Cylinder-to-cylinder variations in combustion associated with air-fuel ratio imbalances may occur in engines for various reasons. For example, cylinder-to-cylinder air-fuel ratio imbalances may occur due to cylinder-to-cylinder variation in intake valve depositions, plugged exhaust gas recirculation (EGR) orifices, electrical issues, air leaks, and/or shifted fuel injectors. When an air-fuel ratio imbalance occurs in one or more cylinders, engine performance is degraded. In addition, an engine may not be able to maintain emissions compliance and fuel economy may be reduced.
One example approach for detecting air-fuel ratio imbalance is shown by Javaherian in U.S. Pat. No. 6,668,812. Therein, a time sequential series of signals are collected from an exhaust oxygen sensor over at least one engine cycle at current engine speed and load conditions, and the series of signals are converted by discrete Fourier transformation to a vector of air-fuel ratio imbalances at a specified frequency. The vector is then projected onto two fuel imbalance reference vectors of known magnitude and phase corresponding to the discrete Fourier transform of two nominal fuel imbalance patterns for the current engine speed and load. The reference vectors are previously calibrated and stored in the memory of an engine controller. An air-fuel imbalance in a cylinder is detected based on deviation of the sampled vector from the reference vector.

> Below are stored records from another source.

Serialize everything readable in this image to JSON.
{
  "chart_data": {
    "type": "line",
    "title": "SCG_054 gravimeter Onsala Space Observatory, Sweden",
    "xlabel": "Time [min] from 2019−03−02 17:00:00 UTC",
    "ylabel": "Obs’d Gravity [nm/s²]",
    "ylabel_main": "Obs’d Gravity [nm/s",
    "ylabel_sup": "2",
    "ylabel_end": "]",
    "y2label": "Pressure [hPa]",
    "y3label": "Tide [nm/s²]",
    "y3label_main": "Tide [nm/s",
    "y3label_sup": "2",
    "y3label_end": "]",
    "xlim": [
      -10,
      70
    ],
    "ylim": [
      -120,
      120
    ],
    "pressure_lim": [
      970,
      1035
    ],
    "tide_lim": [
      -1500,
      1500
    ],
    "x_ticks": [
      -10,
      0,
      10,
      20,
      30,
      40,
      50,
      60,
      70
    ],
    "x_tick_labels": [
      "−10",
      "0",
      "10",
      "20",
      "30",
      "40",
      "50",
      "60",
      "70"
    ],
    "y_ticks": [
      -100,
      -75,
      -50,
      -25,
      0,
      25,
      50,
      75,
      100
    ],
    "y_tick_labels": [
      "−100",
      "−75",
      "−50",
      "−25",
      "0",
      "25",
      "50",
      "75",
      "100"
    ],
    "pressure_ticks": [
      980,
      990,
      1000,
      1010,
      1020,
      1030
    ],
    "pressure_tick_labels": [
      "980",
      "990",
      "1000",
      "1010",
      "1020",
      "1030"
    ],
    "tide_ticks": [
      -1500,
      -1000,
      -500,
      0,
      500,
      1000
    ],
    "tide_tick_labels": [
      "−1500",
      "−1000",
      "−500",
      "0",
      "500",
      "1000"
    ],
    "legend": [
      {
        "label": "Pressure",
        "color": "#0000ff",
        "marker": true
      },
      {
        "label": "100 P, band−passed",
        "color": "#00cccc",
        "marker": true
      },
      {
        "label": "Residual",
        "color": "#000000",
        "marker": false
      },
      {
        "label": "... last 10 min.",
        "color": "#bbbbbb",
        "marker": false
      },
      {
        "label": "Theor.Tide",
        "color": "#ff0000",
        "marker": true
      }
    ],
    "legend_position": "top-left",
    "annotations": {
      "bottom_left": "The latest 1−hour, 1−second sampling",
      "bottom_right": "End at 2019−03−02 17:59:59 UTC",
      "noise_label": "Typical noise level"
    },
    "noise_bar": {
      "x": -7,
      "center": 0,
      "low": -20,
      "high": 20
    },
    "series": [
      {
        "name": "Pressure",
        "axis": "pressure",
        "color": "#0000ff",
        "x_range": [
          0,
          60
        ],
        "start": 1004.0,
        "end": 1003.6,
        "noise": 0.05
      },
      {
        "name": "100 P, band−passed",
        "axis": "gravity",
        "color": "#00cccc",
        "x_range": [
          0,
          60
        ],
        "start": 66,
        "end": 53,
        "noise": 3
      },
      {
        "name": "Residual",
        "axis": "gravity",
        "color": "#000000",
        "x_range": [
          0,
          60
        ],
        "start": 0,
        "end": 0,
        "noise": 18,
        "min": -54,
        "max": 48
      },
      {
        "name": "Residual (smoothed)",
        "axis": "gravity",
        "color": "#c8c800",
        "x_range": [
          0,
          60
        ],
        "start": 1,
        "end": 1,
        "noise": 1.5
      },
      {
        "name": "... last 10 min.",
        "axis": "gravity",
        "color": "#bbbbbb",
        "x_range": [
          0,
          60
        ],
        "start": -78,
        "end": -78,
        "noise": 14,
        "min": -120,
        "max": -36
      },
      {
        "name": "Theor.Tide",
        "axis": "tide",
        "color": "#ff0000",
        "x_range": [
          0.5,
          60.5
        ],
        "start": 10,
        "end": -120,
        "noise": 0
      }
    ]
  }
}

However, the inventors herein have recognized a potential issue with such systems. Detecting air-fuel imbalances using the method of U.S. Pat. No. 6,668,812 may be time, cost, and computation intensive due to the presence of high sampling rates and the complexity of the required vector transformation. In particular, the reliance on Fast Fourier Transformation (FFT) can result in delays in detecting and addressing air-fuel ratio imbalances.

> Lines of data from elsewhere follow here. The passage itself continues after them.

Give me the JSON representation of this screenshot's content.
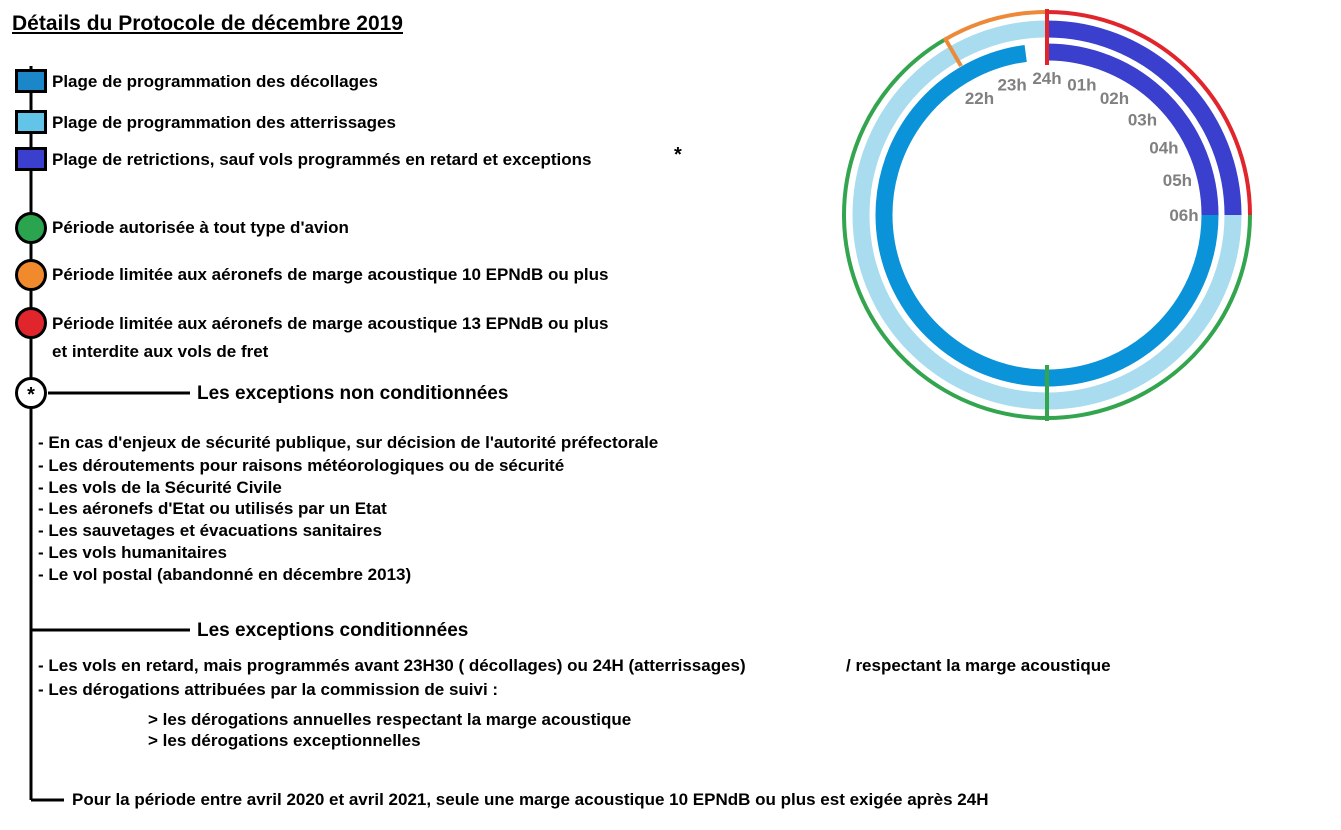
{
  "title": "Détails du Protocole de décembre 2019",
  "colors": {
    "takeoff": "#0a93d8",
    "landing": "#a8dcee",
    "restriction": "#3a3fcd",
    "green": "#33a54f",
    "orange": "#ec8a3a",
    "red": "#e0262c",
    "clock_label": "#808080"
  },
  "legend": {
    "swatches": [
      {
        "label": "Plage de programmation des décollages",
        "color": "#1b86c8"
      },
      {
        "label": "Plage de programmation des atterrissages",
        "color": "#62c4e6"
      },
      {
        "label": "Plage de retrictions,  sauf vols programmés en retard et exceptions",
        "color": "#3a3fcd",
        "mark": "*"
      }
    ],
    "periods": [
      {
        "label": "Période autorisée à tout type d'avion",
        "color": "#2aa44f"
      },
      {
        "label": "Période limitée aux aéronefs de marge acoustique 10 EPNdB ou plus",
        "color": "#f08a2c"
      },
      {
        "label": "Période limitée aux aéronefs de marge acoustique 13 EPNdB ou plus",
        "label2": "et interdite aux vols de fret",
        "color": "#e0262c"
      }
    ]
  },
  "clock": {
    "hours": [
      "24h",
      "01h",
      "02h",
      "03h",
      "04h",
      "05h",
      "06h",
      "22h",
      "23h"
    ]
  },
  "exceptions_unconditioned": {
    "marker": "*",
    "heading": "Les exceptions non conditionnées",
    "items": [
      "- En cas d'enjeux de sécurité publique, sur décision de l'autorité préfectorale",
      "- Les déroutements pour raisons météorologiques ou de sécurité",
      "- Les vols de la Sécurité Civile",
      "- Les aéronefs d'Etat ou utilisés par un Etat",
      "- Les sauvetages et évacuations sanitaires",
      "- Les vols humanitaires",
      "- Le vol postal (abandonné en décembre 2013)"
    ]
  },
  "exceptions_conditioned": {
    "heading": "Les exceptions conditionnées",
    "line1": "- Les vols en retard, mais programmés avant 23H30 ( décollages) ou 24H (atterrissages)",
    "line1_suffix": "/ respectant la marge acoustique",
    "line2": "- Les dérogations attribuées par la commission de suivi :",
    "sub1": "> les dérogations annuelles respectant la marge acoustique",
    "sub2": "> les dérogations exceptionnelles"
  },
  "footer_note": "Pour la période entre avril 2020 et avril 2021, seule une marge acoustique 10 EPNdB ou plus est exigée après 24H"
}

The inventors herein have recognized the above issues and identified an approach to at least partly address the above issues. In one example, the issues described above may be addressed by a method for normalizing engine speed content at a selected frequency with respect to variations in a crankshaft angle by sampling engine speed synchronous with engine firing events, processing sampled engine speeds using a Notch filter at the selected frequency, and identifying a cylinder imbalance based on the normalized sampled signal. In this way, analysis in a frequency domain of sampled engine speed values can be done using a Notch filter, simplifying detection of cylinder imbalance, without compromising the reliability of results.

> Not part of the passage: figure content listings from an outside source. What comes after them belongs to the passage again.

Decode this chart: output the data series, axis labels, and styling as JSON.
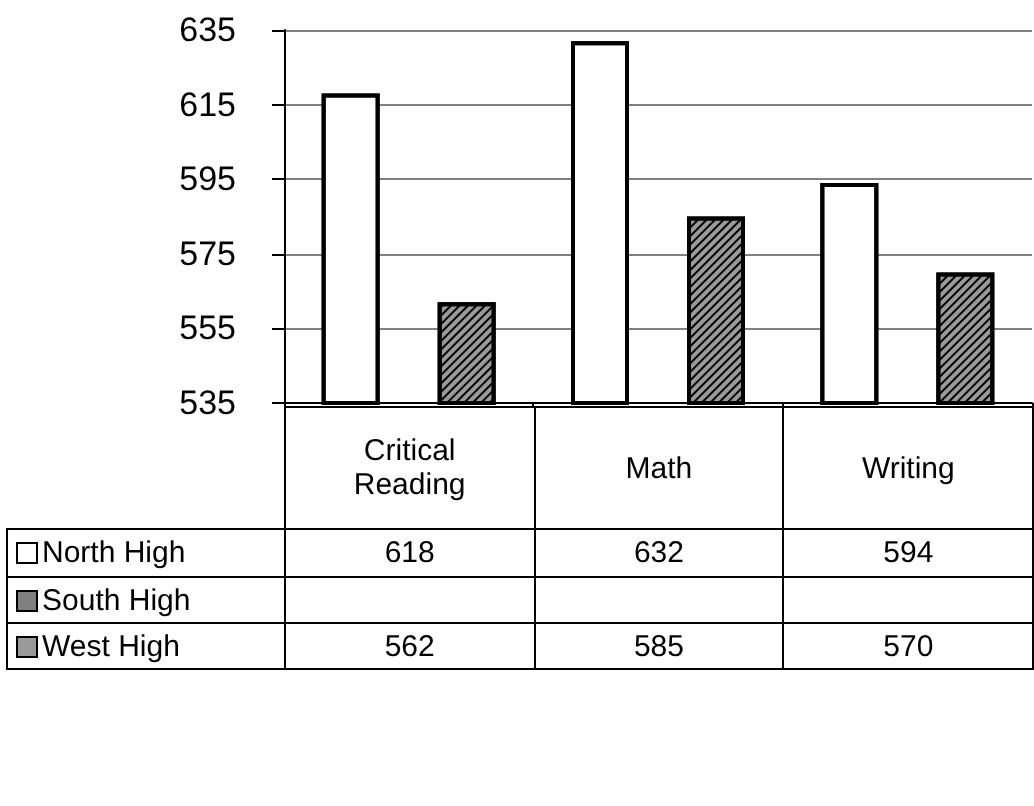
{
  "chart_data": {
    "type": "bar",
    "categories": [
      "Critical Reading",
      "Math",
      "Writing"
    ],
    "series": [
      {
        "name": "North High",
        "color": "#ffffff",
        "values": [
          618,
          632,
          594
        ]
      },
      {
        "name": "South High",
        "color": "#808080",
        "values": [
          null,
          null,
          null
        ]
      },
      {
        "name": "West High",
        "color": "#9a9a9a",
        "values": [
          562,
          585,
          570
        ]
      }
    ],
    "ylim": [
      535,
      635
    ],
    "yticks": [
      535,
      555,
      575,
      595,
      615,
      635
    ],
    "grid": "y",
    "legend": "bottom",
    "data_labels": true
  }
}
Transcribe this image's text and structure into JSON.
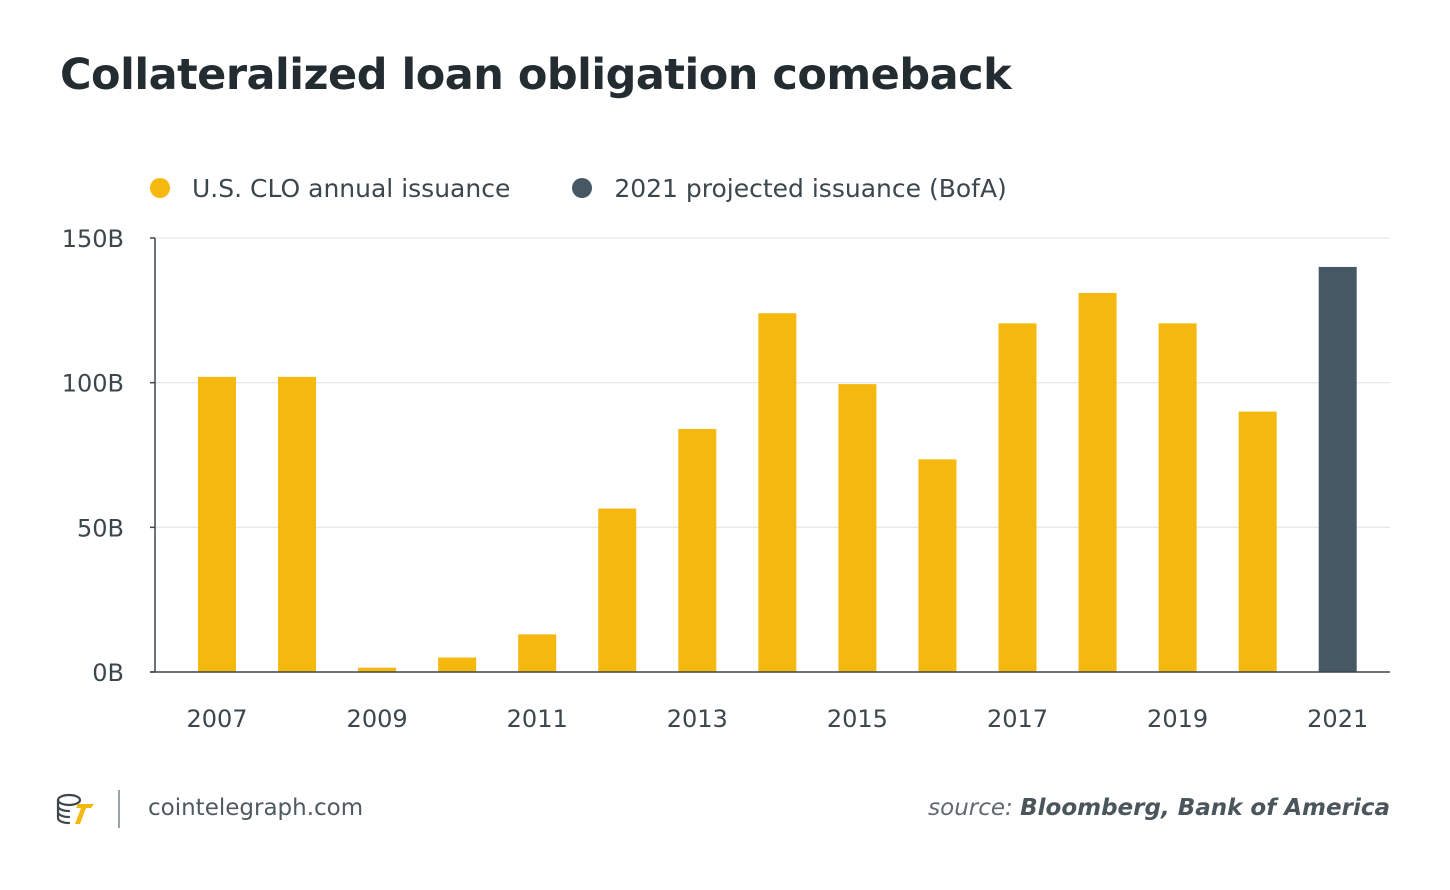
{
  "title": "Collateralized loan obligation comeback",
  "legend": [
    {
      "label": "U.S. CLO annual issuance",
      "color": "#f5b80f"
    },
    {
      "label": "2021 projected issuance (BofA)",
      "color": "#465863"
    }
  ],
  "chart_data": {
    "type": "bar",
    "categories": [
      "2007",
      "2008",
      "2009",
      "2010",
      "2011",
      "2012",
      "2013",
      "2014",
      "2015",
      "2016",
      "2017",
      "2018",
      "2019",
      "2020",
      "2021"
    ],
    "x_tick_labels": [
      "2007",
      "",
      "2009",
      "",
      "2011",
      "",
      "2013",
      "",
      "2015",
      "",
      "2017",
      "",
      "2019",
      "",
      "2021"
    ],
    "series": [
      {
        "name": "U.S. CLO annual issuance",
        "color": "#f5b80f",
        "values": [
          102,
          102,
          1.5,
          5,
          13,
          56.5,
          84,
          124,
          99.5,
          73.5,
          120.5,
          131,
          120.5,
          90,
          null
        ]
      },
      {
        "name": "2021 projected issuance (BofA)",
        "color": "#465863",
        "values": [
          null,
          null,
          null,
          null,
          null,
          null,
          null,
          null,
          null,
          null,
          null,
          null,
          null,
          null,
          140
        ]
      }
    ],
    "y_ticks": [
      0,
      50,
      100,
      150
    ],
    "y_tick_labels": [
      "0B",
      "50B",
      "100B",
      "150B"
    ],
    "ylim": [
      0,
      150
    ],
    "grid": true,
    "legend_position": "top-left",
    "title": "Collateralized loan obligation comeback",
    "xlabel": "",
    "ylabel": ""
  },
  "footer": {
    "logo_icon": "cointelegraph-logo-icon",
    "site": "cointelegraph.com",
    "source_prefix": "source:",
    "source_text": "Bloomberg, Bank of America"
  }
}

As one example, a sequential series of sampled engine speed values may be collected within an engine cycle of an engine wherein all the cylinders are aimed to be controlled at stoichiometry. The sampled values may then be filtered using a discrete Notch filter set to a frequency of once per engine cycle. Additionally, before processing the sampled values with a notch filter, the samples values may be normalized with respect to variations in crankshaft angle and stored in the memory of an engine controller. Therein, engine speed signals are sampled during the power stroke of each firing cylinder and the estimated acceleration is normalized based on the torque of each cylinder by scaling based on deviation of spark timing from MBT spark. In order to detect presence of an air/fuel imbalance in an engine cylinder, engine speed content may be sampled at multiple points within an engine firing event. The sampling frequency may be adjusted based on the engine configuration and cylinder firing frequency, and in one example is an integer multiple of engine firing frequency. The sampled data is then processed using a discrete Notch filter set to the sampling frequency and with values to cancel a once per engine cycle frequency to obtain a frequency domain characterization of engine speed. The Notch filter output is deducted from the original signal. The processed output magnitude is then compared to a threshold. Based on the magnitude relative to the threshold, the presence of a cylinder imbalance may be determined. In addition, a degree of imbalance and a directionality of the imbalance (that is, whether the imbalance is richer or leaner than stoichiometry) may also be determined based on the magnitude and phase of the processed output. Engine parameters may then be adjusted to reduce the imbalance. For example, fueling of the imbalanced cylinder may be adjusted to correct for the imbalance.
In this way, cylinder-to-cylinder variations in air/fuel ratio may be monitored. The technical effect of applying a discrete Notch filter for frequency domain characterization of engine speed content is that air/fuel ratio imbalances may be detected using faster and simpler processing methods. In particular, the need for complex, time and computation intensive processing methods, such as Fourier transformation, is reduced, without reducing the accuracy of air/fuel ratio imbalance detection. Overall, by identifying air/fuel imbalance of a cylinder with higher reliability, emissions may be reduced and engine performance may be enhanced.
It should be understood that the summary above is provided to introduce in simplified form a selection of concepts that are further described in the detailed description. It is not meant to identify key or essential features of the claimed subject matter, the scope of which is defined uniquely by the claims that follow the detailed description. Furthermore, the claimed subject matter is not limited to implementations that solve any disadvantages noted above or in any part of this disclosure.